Delivering More Accurate Diagnoses With AI 

Enhanced access to EHRs empowers clinicians to leverage AI to accelerate diagnosis accuracy for rare or complex cases. Many organizations, including MIT, use AI Machine Learning (ML) and LLMs with clinical guidance. Using ML and LLM tools gives clinical teams the ability to review large quantities of data in a short amount of time. The opportunity to reduce “time to treat” (the time between when symptoms are initially reported to diagnosis and care received) via evidence-based clinical pathways is critical to the future of healthcare.

A study from Mass General Brigham found that AI achieved 72 percent accuracy in overall clinical decision making, ranging from identifying possible diagnoses to making final diagnoses and care decisions. This is similar to the diagnostic accuracy of doctors in recent studies. The approach included using LLM across the entire scope of clinical care — from initial patient engagement to diagnosis, treatment, and ultimately, post-care regimens — to support decision making rather than isolating single tasks or experiences with the health system.  This technology has the potential to help make connections between patients, disease, and treatment that could lead to earlier detection of diseases, more consistent analysis of medical data, and increased access to care, particularly for underserved populations.

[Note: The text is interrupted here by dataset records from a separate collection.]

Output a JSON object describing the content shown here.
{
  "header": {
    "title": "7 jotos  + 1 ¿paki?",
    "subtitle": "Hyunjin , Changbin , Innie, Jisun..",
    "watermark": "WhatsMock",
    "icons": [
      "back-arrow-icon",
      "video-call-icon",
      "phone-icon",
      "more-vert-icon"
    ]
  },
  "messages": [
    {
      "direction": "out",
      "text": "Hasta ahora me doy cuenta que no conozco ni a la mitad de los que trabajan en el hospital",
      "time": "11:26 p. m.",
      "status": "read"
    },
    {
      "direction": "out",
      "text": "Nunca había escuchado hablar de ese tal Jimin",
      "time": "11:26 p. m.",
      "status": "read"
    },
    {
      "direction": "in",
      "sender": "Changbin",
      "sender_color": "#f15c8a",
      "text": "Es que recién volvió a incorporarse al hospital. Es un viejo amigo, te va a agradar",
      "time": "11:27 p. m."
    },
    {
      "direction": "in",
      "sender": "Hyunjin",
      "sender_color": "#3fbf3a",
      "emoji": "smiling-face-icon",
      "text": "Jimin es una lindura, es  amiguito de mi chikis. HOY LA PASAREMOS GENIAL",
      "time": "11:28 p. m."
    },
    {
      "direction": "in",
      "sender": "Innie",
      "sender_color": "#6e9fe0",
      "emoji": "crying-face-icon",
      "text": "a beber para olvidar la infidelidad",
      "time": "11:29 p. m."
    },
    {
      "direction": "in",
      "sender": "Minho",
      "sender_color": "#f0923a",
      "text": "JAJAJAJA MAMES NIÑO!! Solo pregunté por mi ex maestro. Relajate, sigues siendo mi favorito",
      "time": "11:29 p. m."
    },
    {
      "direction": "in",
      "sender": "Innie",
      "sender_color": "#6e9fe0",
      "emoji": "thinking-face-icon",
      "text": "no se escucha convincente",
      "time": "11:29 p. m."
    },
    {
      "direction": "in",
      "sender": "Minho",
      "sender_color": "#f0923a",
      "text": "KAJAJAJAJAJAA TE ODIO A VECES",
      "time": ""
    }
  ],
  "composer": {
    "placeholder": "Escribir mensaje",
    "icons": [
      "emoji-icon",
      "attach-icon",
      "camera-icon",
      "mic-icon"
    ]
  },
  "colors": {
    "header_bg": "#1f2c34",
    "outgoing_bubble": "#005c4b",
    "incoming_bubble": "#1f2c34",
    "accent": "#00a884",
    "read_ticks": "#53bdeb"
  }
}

How AI Addresses Patient Skepticism and Adoption

Despite initial success in controlled environments, there remains a healthy amount of skepticism from patients surrounding AI. According to a Boston University study, patients believe that their medical needs are unique and cannot be adequately addressed by algorithms. Part of this skepticism is because people trust doctors more than almost any other profession. And while we see great value and benefit of AI in healthcare for patients and providers, it is not meant or designed to replace provider expertise and interactions. AI can help reduce human error and improve efficiency but the intention is not for AI to replace a healthcare provider.

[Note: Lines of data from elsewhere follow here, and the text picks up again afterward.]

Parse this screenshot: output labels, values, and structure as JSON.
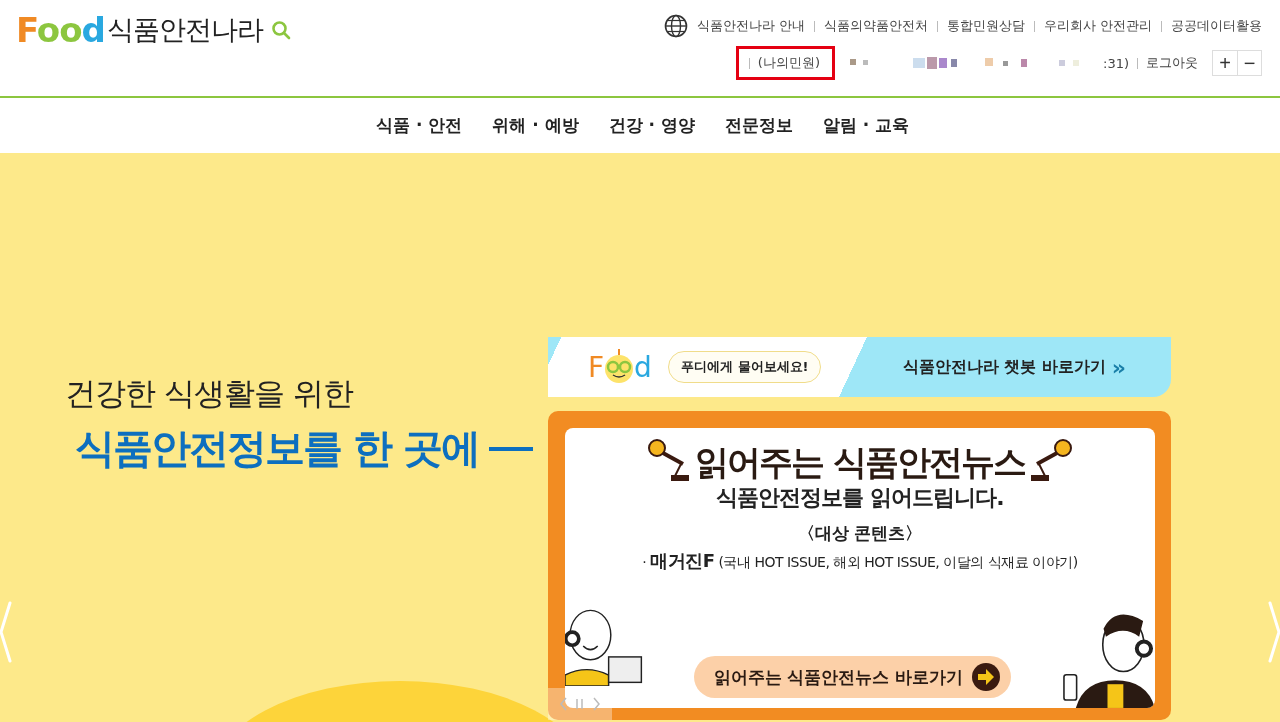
{
  "logo": {
    "letters": [
      {
        "char": "F",
        "color": "#f08a24"
      },
      {
        "char": "o",
        "color": "#8cc63f"
      },
      {
        "char": "o",
        "color": "#8cc63f"
      },
      {
        "char": "d",
        "color": "#29a8e0"
      }
    ],
    "name": "식품안전나라"
  },
  "utility_links": [
    "식품안전나라 안내",
    "식품의약품안전처",
    "통합민원상담",
    "우리회사 안전관리",
    "공공데이터활용"
  ],
  "user_bar": {
    "my_requests": {
      "label": "(나의민원)",
      "highlighted": true
    },
    "session_text": ":31)",
    "logout": "로그아웃",
    "zoom_in": "+",
    "zoom_out": "−"
  },
  "main_nav": [
    "식품 · 안전",
    "위해 · 예방",
    "건강 · 영양",
    "전문정보",
    "알림 · 교육"
  ],
  "hero": {
    "subtitle": "건강한 식생활을 위한",
    "title": "식품안전정보를 한 곳에"
  },
  "chatbot_banner": {
    "logo_letters": [
      "F",
      "d"
    ],
    "bubble": "푸디에게 물어보세요!",
    "link": "식품안전나라 챗봇 바로가기",
    "arrow": "»"
  },
  "news_card": {
    "title": "읽어주는 식품안전뉴스",
    "subtitle": "식품안전정보를 읽어드립니다.",
    "section": "〈대상 콘텐츠〉",
    "item": "· **매거진F** (국내 HOT ISSUE, 해외 HOT ISSUE, 이달의 식재료 이야기)",
    "button": "읽어주는 식품안전뉴스 바로가기"
  }
}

One way to address the potential skepticism is by building in feedback and validation of AI-assisted tools or processes. For example, academic medical centers put every cancer case through a multidisciplinary review via a tumor board. There, the case is presented, various approaches are reviewed from the relevant disciplines involved, and a course of treatment is determined based on evidence. By building in proper guidance and feedback loops, AI-assisted care delivery tools can accelerate routine treatments, and healthcare providers can help account for some of the limitations of AI in clinical practice.

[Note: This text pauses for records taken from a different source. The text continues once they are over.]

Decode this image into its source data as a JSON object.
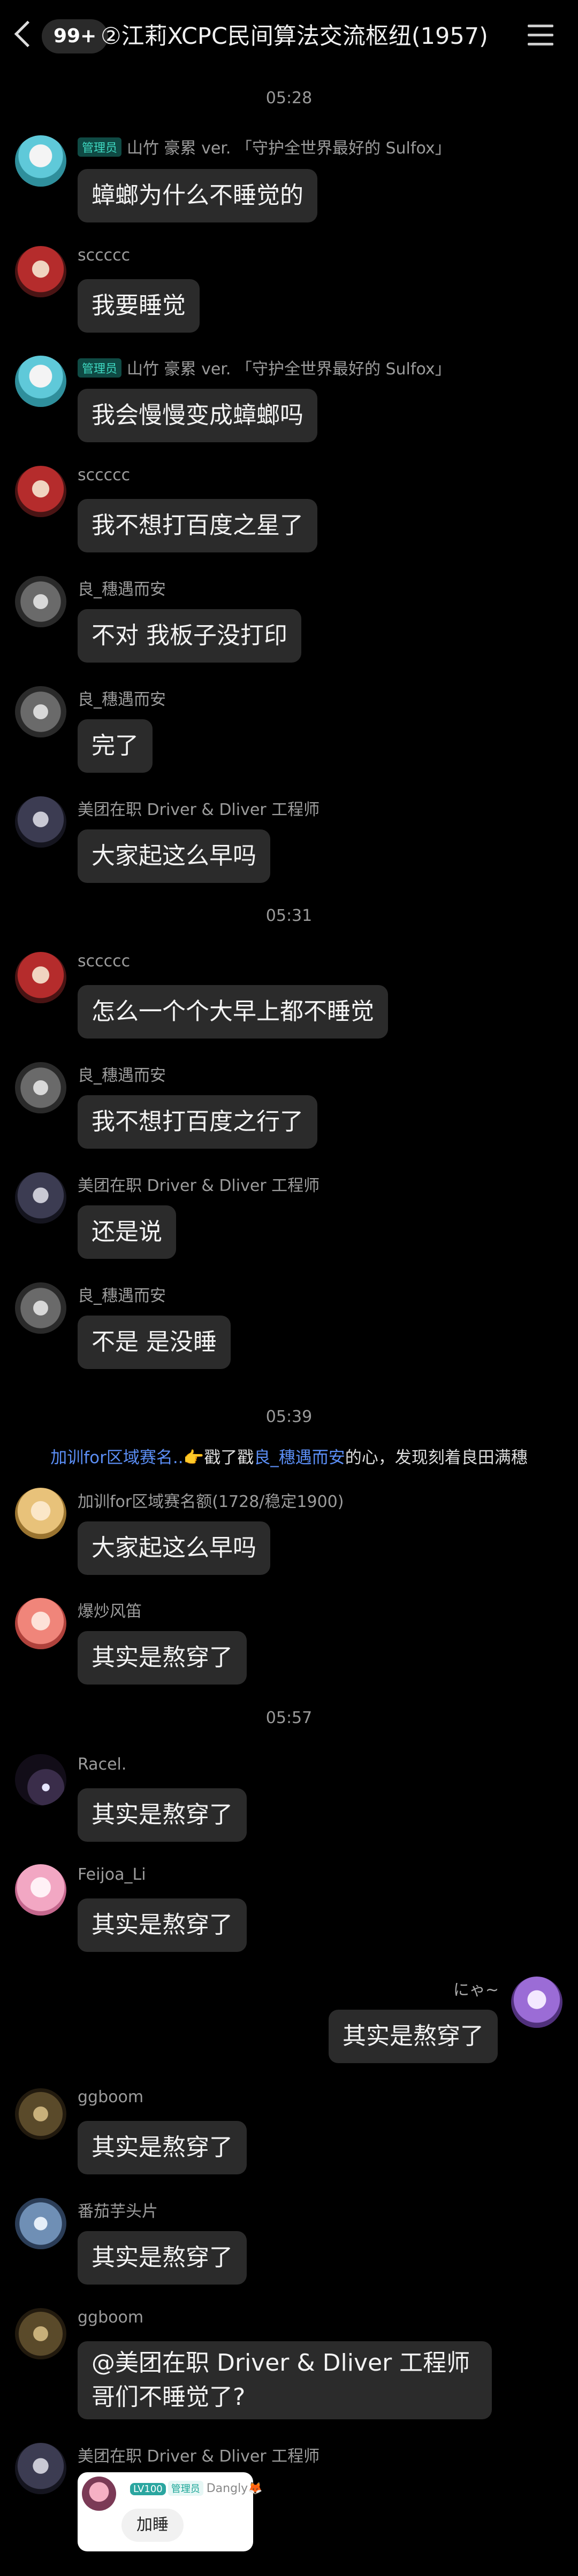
{
  "header": {
    "back_label": "‹",
    "unread_count": "99+",
    "title": "②江莉XCPC民间算法交流枢纽(1957)",
    "menu_icon": "menu-icon"
  },
  "times": {
    "t1": "05:28",
    "t2": "05:31",
    "t3": "05:39",
    "t4": "05:57"
  },
  "users": {
    "shanzhu": "山竹 豪累 ver. 「守护全世界最好的 Sulfox」",
    "sccccc": "sccccc",
    "liang": "良_穗遇而安",
    "meituan": "美团在职 Driver & Dliver 工程师",
    "jiaxun_full": "加训for区域赛名额(1728/稳定1900)",
    "baochao": "爆炒风笛",
    "racel": "Racel.",
    "feijoa": "Feijoa_Li",
    "nya": "にゃ~",
    "ggboom": "ggboom",
    "fanqie": "番茄芋头片"
  },
  "admin_badge": "管理员",
  "messages": {
    "m1": "蟑螂为什么不睡觉的",
    "m2": "我要睡觉",
    "m3": "我会慢慢变成蟑螂吗",
    "m4": "我不想打百度之星了",
    "m5": "不对 我板子没打印",
    "m6": "完了",
    "m7": "大家起这么早吗",
    "m8": "怎么一个个大早上都不睡觉",
    "m9": "我不想打百度之行了",
    "m10": "还是说",
    "m11": "不是 是没睡",
    "m12": "大家起这么早吗",
    "m13": "其实是熬穿了",
    "m14": "其实是熬穿了",
    "m15": "其实是熬穿了",
    "m16": "其实是熬穿了",
    "m17": "其实是熬穿了",
    "m18": "其实是熬穿了",
    "m19": "@美团在职 Driver & Dliver 工程师哥们不睡觉了?"
  },
  "notice": {
    "actor": "加训for区域赛名..",
    "emoji": "👉",
    "text1": "戳了戳",
    "target": "良_穗遇而安",
    "text2": "的心，发现刻着良田满穗"
  },
  "card": {
    "level": "LV100",
    "admin": "管理员",
    "user": "Dangly",
    "emoji": "🦊",
    "action": "加睡"
  }
}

The Future of Healthcare is Digital 

AI accelerates and improves core areas of interaction between patients, providers, and solution entities to facilitate personalization, improve patient outcomes, and enhance the overall quality of healthcare services through data-driven decision-making. We are actively working with our clients and technology partners to highlight the many ways AI can add value to their organizations and how they can responsibly integrate new solutions to provide exceptional care to their users. By leaning into digital-first experiences, AI has the power to revolutionize care delivery, relieve constraints on healthcare systems and lead to better health outcomes for patients.